Question

Database containing the importance of a DNA sequence

0

Entering edit mode

7.0 years ago

Gene_MMP8 ▴ 240

Hi,
I have around 1 million sequences of 20bp in length. These were the neighbourhood sequences of somatic mutations. Is there any database that can tell me the relative importance of these sequences within the human genome? By importance, I mean positional importance, i.e, whether it lies in a promoter region etc. Say I have a 20bp sequence and I want to know whether it falls within some important genomic region.
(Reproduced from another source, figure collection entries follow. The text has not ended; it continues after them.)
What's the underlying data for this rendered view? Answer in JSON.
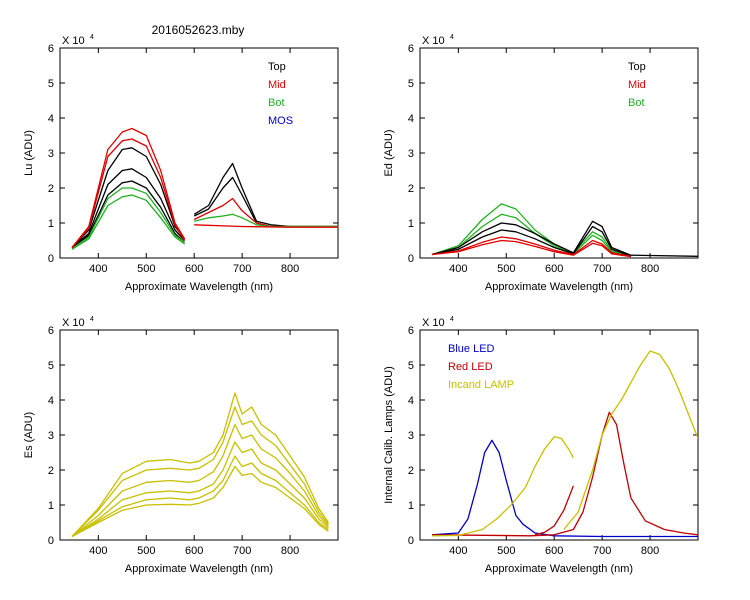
{
  "figure_title": "2016052623.mby",
  "colors": {
    "black": "#000000",
    "red": "#e00000",
    "green": "#20b020",
    "blue": "#0000c8",
    "yellow": "#c8c000",
    "darkred": "#c00000"
  },
  "chart_data": [
    {
      "id": "lu",
      "type": "line",
      "title": "2016052623.mby",
      "ylabel": "Lu (ADU)",
      "xlabel": "Approximate Wavelength (nm)",
      "multiplier": "X 10",
      "exponent": "4",
      "xlim": [
        320,
        900
      ],
      "ylim": [
        0,
        6
      ],
      "xticks": [
        400,
        500,
        600,
        700,
        800
      ],
      "yticks": [
        0,
        1,
        2,
        3,
        4,
        5,
        6
      ],
      "legend": [
        {
          "label": "Top",
          "color": "#000000"
        },
        {
          "label": "Mid",
          "color": "#e00000"
        },
        {
          "label": "Bot",
          "color": "#20b020"
        },
        {
          "label": "MOS",
          "color": "#0000c8"
        }
      ],
      "series": [
        {
          "name": "Top-1",
          "color": "#000000",
          "x": [
            345,
            380,
            420,
            450,
            470,
            500,
            530,
            560,
            580
          ],
          "y": [
            0.3,
            0.8,
            2.5,
            3.1,
            3.15,
            2.9,
            2.1,
            0.9,
            0.55
          ]
        },
        {
          "name": "Top-2",
          "color": "#000000",
          "x": [
            345,
            380,
            420,
            450,
            470,
            500,
            530,
            560,
            580
          ],
          "y": [
            0.3,
            0.7,
            2.1,
            2.5,
            2.55,
            2.3,
            1.7,
            0.8,
            0.5
          ]
        },
        {
          "name": "Top-3",
          "color": "#000000",
          "x": [
            345,
            380,
            420,
            450,
            470,
            500,
            530,
            560,
            580
          ],
          "y": [
            0.3,
            0.65,
            1.8,
            2.15,
            2.2,
            2.0,
            1.45,
            0.7,
            0.45
          ]
        },
        {
          "name": "Mid-1",
          "color": "#e00000",
          "x": [
            345,
            380,
            420,
            450,
            470,
            500,
            530,
            560,
            580
          ],
          "y": [
            0.3,
            0.9,
            3.1,
            3.6,
            3.7,
            3.5,
            2.5,
            1.0,
            0.55
          ]
        },
        {
          "name": "Mid-2",
          "color": "#e00000",
          "x": [
            345,
            380,
            420,
            450,
            470,
            500,
            530,
            560,
            580
          ],
          "y": [
            0.3,
            0.85,
            2.9,
            3.35,
            3.4,
            3.2,
            2.3,
            0.95,
            0.5
          ]
        },
        {
          "name": "Bot-1",
          "color": "#20b020",
          "x": [
            345,
            380,
            420,
            450,
            470,
            500,
            530,
            560,
            580
          ],
          "y": [
            0.25,
            0.6,
            1.7,
            2.0,
            2.0,
            1.85,
            1.3,
            0.65,
            0.45
          ]
        },
        {
          "name": "Bot-2",
          "color": "#20b020",
          "x": [
            345,
            380,
            420,
            450,
            470,
            500,
            530,
            560,
            580
          ],
          "y": [
            0.25,
            0.55,
            1.5,
            1.75,
            1.8,
            1.65,
            1.15,
            0.6,
            0.4
          ]
        },
        {
          "name": "Top-4",
          "color": "#000000",
          "x": [
            600,
            630,
            660,
            680,
            700,
            730,
            760,
            800,
            900
          ],
          "y": [
            1.25,
            1.5,
            2.3,
            2.7,
            2.0,
            1.05,
            0.95,
            0.9,
            0.9
          ]
        },
        {
          "name": "Top-5",
          "color": "#000000",
          "x": [
            600,
            630,
            660,
            680,
            700,
            730,
            760,
            800,
            900
          ],
          "y": [
            1.2,
            1.4,
            2.0,
            2.3,
            1.8,
            1.0,
            0.9,
            0.9,
            0.9
          ]
        },
        {
          "name": "Mid-3",
          "color": "#e00000",
          "x": [
            600,
            630,
            660,
            680,
            700,
            730,
            760,
            800,
            900
          ],
          "y": [
            1.1,
            1.3,
            1.5,
            1.7,
            1.35,
            1.0,
            0.9,
            0.9,
            0.9
          ]
        },
        {
          "name": "Bot-3",
          "color": "#20b020",
          "x": [
            600,
            630,
            660,
            680,
            700,
            730,
            760,
            800,
            900
          ],
          "y": [
            1.05,
            1.15,
            1.2,
            1.25,
            1.15,
            0.95,
            0.9,
            0.9,
            0.9
          ]
        },
        {
          "name": "Dark",
          "color": "#e00000",
          "x": [
            600,
            700,
            800,
            900
          ],
          "y": [
            0.95,
            0.9,
            0.88,
            0.88
          ]
        }
      ]
    },
    {
      "id": "ed",
      "type": "line",
      "ylabel": "Ed  (ADU)",
      "xlabel": "Approximate Wavelength (nm)",
      "multiplier": "X 10",
      "exponent": "4",
      "xlim": [
        320,
        900
      ],
      "ylim": [
        0,
        6
      ],
      "xticks": [
        400,
        500,
        600,
        700,
        800
      ],
      "yticks": [
        0,
        1,
        2,
        3,
        4,
        5,
        6
      ],
      "legend": [
        {
          "label": "Top",
          "color": "#000000"
        },
        {
          "label": "Mid",
          "color": "#e00000"
        },
        {
          "label": "Bot",
          "color": "#20b020"
        }
      ],
      "series": [
        {
          "name": "Bot-1",
          "color": "#20b020",
          "x": [
            345,
            400,
            450,
            490,
            520,
            560,
            600,
            640,
            680,
            700,
            720,
            760
          ],
          "y": [
            0.1,
            0.35,
            1.1,
            1.55,
            1.4,
            0.8,
            0.4,
            0.15,
            0.75,
            0.6,
            0.2,
            0.05
          ]
        },
        {
          "name": "Bot-2",
          "color": "#20b020",
          "x": [
            345,
            400,
            450,
            490,
            520,
            560,
            600,
            640,
            680,
            700,
            720,
            760
          ],
          "y": [
            0.1,
            0.3,
            0.9,
            1.25,
            1.15,
            0.7,
            0.35,
            0.12,
            0.65,
            0.5,
            0.18,
            0.05
          ]
        },
        {
          "name": "Top-1",
          "color": "#000000",
          "x": [
            345,
            400,
            450,
            490,
            520,
            560,
            600,
            640,
            680,
            700,
            720,
            760,
            900
          ],
          "y": [
            0.1,
            0.3,
            0.75,
            1.0,
            0.95,
            0.7,
            0.4,
            0.15,
            1.05,
            0.9,
            0.3,
            0.08,
            0.05
          ]
        },
        {
          "name": "Top-2",
          "color": "#000000",
          "x": [
            345,
            400,
            450,
            490,
            520,
            560,
            600,
            640,
            680,
            700,
            720,
            760
          ],
          "y": [
            0.1,
            0.25,
            0.6,
            0.8,
            0.75,
            0.55,
            0.3,
            0.12,
            0.9,
            0.75,
            0.25,
            0.06
          ]
        },
        {
          "name": "Mid-1",
          "color": "#e00000",
          "x": [
            345,
            400,
            450,
            490,
            520,
            560,
            600,
            640,
            680,
            700,
            720,
            760
          ],
          "y": [
            0.1,
            0.2,
            0.45,
            0.6,
            0.55,
            0.4,
            0.22,
            0.1,
            0.5,
            0.4,
            0.15,
            0.05
          ]
        },
        {
          "name": "Mid-2",
          "color": "#e00000",
          "x": [
            345,
            400,
            450,
            490,
            520,
            560,
            600,
            640,
            680,
            700,
            720,
            760
          ],
          "y": [
            0.1,
            0.18,
            0.38,
            0.5,
            0.47,
            0.33,
            0.18,
            0.08,
            0.42,
            0.35,
            0.12,
            0.04
          ]
        }
      ]
    },
    {
      "id": "es",
      "type": "line",
      "ylabel": "Es  (ADU)",
      "xlabel": "Approximate Wavelength (nm)",
      "multiplier": "X 10",
      "exponent": "4",
      "xlim": [
        320,
        900
      ],
      "ylim": [
        0,
        6
      ],
      "xticks": [
        400,
        500,
        600,
        700,
        800
      ],
      "yticks": [
        0,
        1,
        2,
        3,
        4,
        5,
        6
      ],
      "series": [
        {
          "name": "Es-1",
          "color": "#c8c000",
          "x": [
            345,
            400,
            450,
            500,
            550,
            590,
            610,
            640,
            660,
            685,
            700,
            720,
            740,
            770,
            800,
            830,
            860,
            880
          ],
          "y": [
            0.1,
            0.9,
            1.9,
            2.25,
            2.3,
            2.2,
            2.25,
            2.5,
            3.0,
            4.2,
            3.6,
            3.8,
            3.3,
            3.0,
            2.4,
            1.8,
            0.9,
            0.5
          ]
        },
        {
          "name": "Es-2",
          "color": "#c8c000",
          "x": [
            345,
            400,
            450,
            500,
            550,
            590,
            610,
            640,
            660,
            685,
            700,
            720,
            740,
            770,
            800,
            830,
            860,
            880
          ],
          "y": [
            0.1,
            0.85,
            1.7,
            2.0,
            2.05,
            2.0,
            2.05,
            2.3,
            2.8,
            3.8,
            3.3,
            3.4,
            3.0,
            2.7,
            2.15,
            1.6,
            0.8,
            0.45
          ]
        },
        {
          "name": "Es-3",
          "color": "#c8c000",
          "x": [
            345,
            400,
            450,
            500,
            550,
            590,
            610,
            640,
            660,
            685,
            700,
            720,
            740,
            770,
            800,
            830,
            860,
            880
          ],
          "y": [
            0.1,
            0.7,
            1.4,
            1.65,
            1.7,
            1.65,
            1.7,
            1.95,
            2.4,
            3.3,
            2.9,
            3.0,
            2.6,
            2.35,
            1.9,
            1.4,
            0.7,
            0.4
          ]
        },
        {
          "name": "Es-4",
          "color": "#c8c000",
          "x": [
            345,
            400,
            450,
            500,
            550,
            590,
            610,
            640,
            660,
            685,
            700,
            720,
            740,
            770,
            800,
            830,
            860,
            880
          ],
          "y": [
            0.1,
            0.6,
            1.15,
            1.35,
            1.4,
            1.35,
            1.4,
            1.6,
            2.0,
            2.8,
            2.5,
            2.6,
            2.2,
            2.0,
            1.6,
            1.2,
            0.6,
            0.35
          ]
        },
        {
          "name": "Es-5",
          "color": "#c8c000",
          "x": [
            345,
            400,
            450,
            500,
            550,
            590,
            610,
            640,
            660,
            685,
            700,
            720,
            740,
            770,
            800,
            830,
            860,
            880
          ],
          "y": [
            0.1,
            0.55,
            0.95,
            1.15,
            1.2,
            1.15,
            1.2,
            1.4,
            1.7,
            2.4,
            2.1,
            2.2,
            1.9,
            1.7,
            1.35,
            1.0,
            0.5,
            0.3
          ]
        },
        {
          "name": "Es-6",
          "color": "#c8c000",
          "x": [
            345,
            400,
            450,
            500,
            550,
            590,
            610,
            640,
            660,
            685,
            700,
            720,
            740,
            770,
            800,
            830,
            860,
            880
          ],
          "y": [
            0.1,
            0.5,
            0.85,
            1.0,
            1.02,
            1.0,
            1.05,
            1.2,
            1.5,
            2.1,
            1.85,
            1.9,
            1.65,
            1.5,
            1.2,
            0.9,
            0.45,
            0.25
          ]
        }
      ]
    },
    {
      "id": "lamps",
      "type": "line",
      "ylabel": "Internal Calib. Lamps (ADU)",
      "xlabel": "Approximate Wavelength (nm)",
      "multiplier": "X 10",
      "exponent": "4",
      "xlim": [
        320,
        900
      ],
      "ylim": [
        0,
        6
      ],
      "xticks": [
        400,
        500,
        600,
        700,
        800
      ],
      "yticks": [
        0,
        1,
        2,
        3,
        4,
        5,
        6
      ],
      "legend": [
        {
          "label": "Blue LED",
          "color": "#0000c8"
        },
        {
          "label": "Red LED",
          "color": "#c00000"
        },
        {
          "label": "Incand LAMP",
          "color": "#c8c000"
        }
      ],
      "series": [
        {
          "name": "Blue LED",
          "color": "#0000c8",
          "x": [
            345,
            400,
            420,
            440,
            455,
            470,
            485,
            500,
            510,
            520,
            535,
            560,
            600,
            700,
            900
          ],
          "y": [
            0.15,
            0.2,
            0.6,
            1.6,
            2.5,
            2.85,
            2.5,
            1.7,
            1.2,
            0.7,
            0.45,
            0.2,
            0.12,
            0.1,
            0.1
          ]
        },
        {
          "name": "Red LED",
          "color": "#c00000",
          "x": [
            345,
            550,
            600,
            640,
            660,
            680,
            700,
            715,
            730,
            745,
            760,
            790,
            830,
            870,
            900
          ],
          "y": [
            0.15,
            0.12,
            0.15,
            0.3,
            0.8,
            1.8,
            3.0,
            3.65,
            3.3,
            2.2,
            1.2,
            0.55,
            0.3,
            0.2,
            0.15
          ]
        },
        {
          "name": "Red LED 2",
          "color": "#c00000",
          "x": [
            560,
            580,
            600,
            620,
            640
          ],
          "y": [
            0.15,
            0.22,
            0.4,
            0.85,
            1.55
          ]
        },
        {
          "name": "Incand LAMP",
          "color": "#c8c000",
          "x": [
            345,
            400,
            450,
            480,
            510,
            540,
            560,
            580,
            600,
            615,
            630,
            640
          ],
          "y": [
            0.12,
            0.13,
            0.3,
            0.6,
            1.0,
            1.5,
            2.1,
            2.6,
            2.95,
            2.9,
            2.6,
            2.35
          ]
        },
        {
          "name": "Incand LAMP 2",
          "color": "#c8c000",
          "x": [
            620,
            650,
            680,
            700,
            720,
            740,
            760,
            780,
            800,
            820,
            840,
            860,
            880,
            900
          ],
          "y": [
            0.3,
            0.8,
            2.0,
            3.0,
            3.6,
            4.0,
            4.5,
            5.0,
            5.4,
            5.3,
            4.9,
            4.3,
            3.6,
            2.9
          ]
        }
      ]
    }
  ]
}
alignment sequencing • 1.0k views

ADD COMMENT • link updated 7.0 years ago by Alex Reynolds 36k • written 7.0 years ago by Gene_MMP8 ▴ 240

score 1 · Answer 1 · 2018-07-01

If you have the sequences in UCSC BED format, you can use BEDOPS convert2bed to convert gene annotations to BED, bedops to make a file of gene promoters (say, a region 500 nt upstream of the gene TSS), and bedmap to associate sequences with the promoters of genes.

For example, to get some gene annotations and write them to a BED-formatted file:

$ wget -qO- ftp://ftp.sanger.ac.uk/pub/gencode/Gencode_human/release_27/gencode.v27.basic.annotation.gff3.gz \
    | gunzip --stdout - \
    | awk '$3 == "gene"' \
    | convert2bed -i gff - \
    > genes.bed

Or replace this step with whatever annotation source you prefer, for your reference genome.

Make a file of promoter regions from the genes:

$ awk -v OFS="\t" '($6 == "+") { print $1, $2, ($2+1), $4; }' genes.bed | bedops --range -500:0 --everything - > promoters.for.bed
$ awk -v OFS="\t" '($6 == "-") { print $1, ($3 - 1), $3, $4; }' genes.bed | bedops --range 0:500 --everything - > promoters.rev.bed
$ bedops --everything promoters.for.bed promoters.rev.bed > promoters.bed

Sort your BED-formatted sequences:

$ sort-bed sequences.unsorted.bed > sequences.bed

Map sequences to gene promoters:

$ bedmap --echo --echo-map --delim '\t' promoters.bed sequences.bed > answer.bed

Each line of the file answer.bed contains a promoter region, its associated gene ID, and any sequences that overlap the gene's promoter.